いくら心に寄り添っても願いを叶えないなら、結局は苦しみを強いることに変わりはないだろう?
それともあれか?
「お前は生きたいはずだ!」と殴り続ければ、ウィンストンがついにはビッグ・ブラザーを愛したように、いつかは誰もが「生きたい」と思える社会になるだろうね?


いかなる場合も殺人は絶対に許されません
そういうことになっている

アベシンゾウが殺されたとき、「ザマアミロ」とほくそ笑んだ奴はいなかったか?
長年虐待されてきた子が虐待親を殺したとき、それは仕方ないと思わなかったか?
誰も彼もが判で押したように「殺人は許されないし認めるわけではないが」と前置きして、ああだこうだと御託を並べるだろう?
白々しい枕詞で防衛すれば、被害者を加害者にしてしまった後ろめたさを隠蔽できるのかい?
白々しい枕詞を排除して、人が死ななきゃ(人が死んでも)何も変わらない世をどうにかしようとは思わないんだね?

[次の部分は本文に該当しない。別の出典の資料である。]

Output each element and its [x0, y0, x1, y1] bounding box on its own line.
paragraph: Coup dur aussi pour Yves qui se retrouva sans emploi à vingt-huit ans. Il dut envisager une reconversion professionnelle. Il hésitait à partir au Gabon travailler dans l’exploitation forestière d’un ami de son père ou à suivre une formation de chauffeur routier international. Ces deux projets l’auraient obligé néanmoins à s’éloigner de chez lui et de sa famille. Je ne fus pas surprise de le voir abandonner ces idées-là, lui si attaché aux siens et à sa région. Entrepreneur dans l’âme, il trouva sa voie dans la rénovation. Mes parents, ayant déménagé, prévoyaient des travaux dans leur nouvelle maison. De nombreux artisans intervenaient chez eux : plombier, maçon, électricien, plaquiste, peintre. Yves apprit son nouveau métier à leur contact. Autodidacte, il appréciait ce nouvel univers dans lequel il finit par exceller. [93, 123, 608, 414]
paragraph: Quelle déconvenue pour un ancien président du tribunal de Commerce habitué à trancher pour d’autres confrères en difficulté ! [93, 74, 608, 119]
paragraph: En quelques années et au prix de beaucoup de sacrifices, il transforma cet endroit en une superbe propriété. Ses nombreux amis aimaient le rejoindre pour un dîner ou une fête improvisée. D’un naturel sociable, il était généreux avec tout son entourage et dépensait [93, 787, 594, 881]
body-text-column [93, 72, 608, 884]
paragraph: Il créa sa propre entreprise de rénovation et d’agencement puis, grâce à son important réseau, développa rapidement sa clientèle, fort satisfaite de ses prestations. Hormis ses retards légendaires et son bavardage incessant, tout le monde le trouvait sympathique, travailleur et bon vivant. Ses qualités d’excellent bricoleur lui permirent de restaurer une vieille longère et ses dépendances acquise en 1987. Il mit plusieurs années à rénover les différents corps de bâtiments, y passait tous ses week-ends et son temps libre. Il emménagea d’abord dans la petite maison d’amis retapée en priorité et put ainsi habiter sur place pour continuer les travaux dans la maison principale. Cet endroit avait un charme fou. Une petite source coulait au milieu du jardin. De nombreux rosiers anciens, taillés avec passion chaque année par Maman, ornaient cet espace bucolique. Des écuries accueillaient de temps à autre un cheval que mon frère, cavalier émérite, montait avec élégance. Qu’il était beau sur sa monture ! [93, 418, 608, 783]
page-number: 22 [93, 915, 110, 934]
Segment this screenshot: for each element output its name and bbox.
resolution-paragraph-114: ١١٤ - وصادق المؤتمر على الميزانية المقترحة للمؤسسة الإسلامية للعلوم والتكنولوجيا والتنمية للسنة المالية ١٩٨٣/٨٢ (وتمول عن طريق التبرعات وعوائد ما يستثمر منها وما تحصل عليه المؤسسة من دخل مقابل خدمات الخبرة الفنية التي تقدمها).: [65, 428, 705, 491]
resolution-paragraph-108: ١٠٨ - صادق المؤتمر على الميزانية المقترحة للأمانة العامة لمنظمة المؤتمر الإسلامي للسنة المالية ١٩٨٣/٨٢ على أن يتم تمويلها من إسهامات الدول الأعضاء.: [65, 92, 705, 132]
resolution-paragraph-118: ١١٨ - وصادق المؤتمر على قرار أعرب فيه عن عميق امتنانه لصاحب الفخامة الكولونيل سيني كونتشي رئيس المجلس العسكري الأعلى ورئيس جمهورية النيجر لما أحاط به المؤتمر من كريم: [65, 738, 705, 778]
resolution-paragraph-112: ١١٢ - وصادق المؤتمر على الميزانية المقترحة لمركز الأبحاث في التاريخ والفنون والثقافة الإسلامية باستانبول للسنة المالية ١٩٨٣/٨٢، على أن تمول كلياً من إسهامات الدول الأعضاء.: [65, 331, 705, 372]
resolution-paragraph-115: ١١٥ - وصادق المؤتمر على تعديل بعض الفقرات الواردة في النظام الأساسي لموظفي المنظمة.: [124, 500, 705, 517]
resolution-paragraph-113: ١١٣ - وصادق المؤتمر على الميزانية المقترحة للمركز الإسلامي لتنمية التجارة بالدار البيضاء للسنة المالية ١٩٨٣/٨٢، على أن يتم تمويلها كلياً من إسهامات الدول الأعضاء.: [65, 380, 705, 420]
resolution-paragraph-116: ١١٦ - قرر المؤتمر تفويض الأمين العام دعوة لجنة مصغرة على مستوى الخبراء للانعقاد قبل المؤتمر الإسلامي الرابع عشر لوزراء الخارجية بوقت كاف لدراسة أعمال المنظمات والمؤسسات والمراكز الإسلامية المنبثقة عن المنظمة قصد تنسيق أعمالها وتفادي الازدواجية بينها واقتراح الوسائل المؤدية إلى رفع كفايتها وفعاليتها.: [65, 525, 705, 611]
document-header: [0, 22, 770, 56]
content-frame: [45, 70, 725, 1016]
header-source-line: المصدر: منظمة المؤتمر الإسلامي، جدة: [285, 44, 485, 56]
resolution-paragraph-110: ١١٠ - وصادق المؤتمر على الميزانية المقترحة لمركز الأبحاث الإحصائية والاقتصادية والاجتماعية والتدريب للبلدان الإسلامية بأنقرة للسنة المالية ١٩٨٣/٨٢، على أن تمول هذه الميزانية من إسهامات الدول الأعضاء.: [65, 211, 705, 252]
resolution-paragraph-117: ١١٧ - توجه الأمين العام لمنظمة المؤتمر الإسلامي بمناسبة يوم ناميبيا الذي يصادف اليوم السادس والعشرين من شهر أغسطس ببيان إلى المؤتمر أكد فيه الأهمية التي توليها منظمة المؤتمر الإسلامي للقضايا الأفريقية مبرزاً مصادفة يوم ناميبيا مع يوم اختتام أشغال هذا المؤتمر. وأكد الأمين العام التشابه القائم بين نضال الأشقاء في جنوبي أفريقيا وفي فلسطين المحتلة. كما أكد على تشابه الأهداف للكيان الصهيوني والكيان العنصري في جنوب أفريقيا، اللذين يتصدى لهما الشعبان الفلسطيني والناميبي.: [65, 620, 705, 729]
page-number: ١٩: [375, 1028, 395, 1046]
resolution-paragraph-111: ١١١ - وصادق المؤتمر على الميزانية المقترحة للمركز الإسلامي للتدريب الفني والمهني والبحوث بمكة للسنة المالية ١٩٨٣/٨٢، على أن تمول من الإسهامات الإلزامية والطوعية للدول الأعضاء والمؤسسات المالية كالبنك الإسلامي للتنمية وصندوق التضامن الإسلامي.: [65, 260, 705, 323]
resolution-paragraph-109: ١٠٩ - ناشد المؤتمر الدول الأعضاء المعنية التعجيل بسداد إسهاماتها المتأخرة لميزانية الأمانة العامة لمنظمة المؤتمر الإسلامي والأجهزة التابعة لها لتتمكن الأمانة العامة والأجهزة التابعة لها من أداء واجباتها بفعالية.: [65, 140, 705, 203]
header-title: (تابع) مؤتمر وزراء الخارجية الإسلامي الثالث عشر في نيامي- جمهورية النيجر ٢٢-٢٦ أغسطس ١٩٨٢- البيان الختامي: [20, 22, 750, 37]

誰だって、ありのままの自分で生きているだけでいいんです
そういうことになっている

人と関わらなけりゃ生きられないだろう?
カネを得なけりゃ生きられないだろう?
カネを得るには労働しなけりゃだろう?
人と関わるなら、労働するなら、ありのままの自分を押し殺して「ふさわしい自分」でいなけりゃならないだろう?
人と関わるのが苦痛でしかない人間、労働できない人間、労働に向かない人間はどうしろと?
そういう奴には支援があるとでもいうんだろう?
「お前は支援に値する」「お前は支援に値しない」と他人にジャッジされる屈辱に耐えろというんだろう?
支援がほしけりゃ、支援に値する人間でいろというんだろう?
ありのままの自分じゃだめだ、自分を殺して生きていけってことだろう?


そういうことになっている
そういうことになっている
そういうことになっているだけで、
真にそうだとは信じられちゃいないのさ
 



辺見庸の小説『月』に触発されて猛烈に書きたくなり、猛烈に書き殴った詩です。